A study conducted by researchers at University of Kentucky Markey Cancer Center suggests that the targeting of a key enzyme and its associated metabolic programming may lead to the development of a drug to treat lung cancer.

The study collected metabolic data directly from more than 120 human lung cancer patients. The research team worked with other collaborators to measure the in situ activity of these two enzymes in patients with early stage lung cancer.

When they infused the patients with a glucose tagged with stable heavy atoms immediately prior to surgical removal of tumor tissue, they found that PC was selectively activated — in other words, PC expression may play an important role in the development of lung cancer, according to a Science Daily news report. The researchers used molecular genetic tools to reduce the amount of PC in human lung cancer cells and observed decreased cell growth, a reduced rate of tumor growth in mice, and a compromised ability to form colonies in soft agar.

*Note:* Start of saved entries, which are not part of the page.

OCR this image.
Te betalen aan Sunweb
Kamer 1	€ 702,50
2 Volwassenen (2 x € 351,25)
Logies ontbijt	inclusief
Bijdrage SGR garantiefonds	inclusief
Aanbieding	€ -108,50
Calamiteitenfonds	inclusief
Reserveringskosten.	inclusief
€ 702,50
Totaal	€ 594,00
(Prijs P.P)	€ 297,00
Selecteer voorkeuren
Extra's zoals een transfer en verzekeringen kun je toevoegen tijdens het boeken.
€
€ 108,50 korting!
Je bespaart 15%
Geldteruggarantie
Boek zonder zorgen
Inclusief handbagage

The Science Daily news report indicates that a loss of PC also induced widespread changes in the central metabolism of the cell, suggesting a role for PC in early stage metabolic reprogramming. Researcher Teresa Fan says, “We now know much more about metabolic reprogramming of cancerous tissues in human patients, particularly that the activation of pyruvate carboxylase is important to lung cancer cell growth and survival.”

Fan adds, “Ultimately, figuring out how to target PC may help researchers develop new, more effective therapeutic strategies to improve upon current lung cancer treatments, which are limited and harmful.”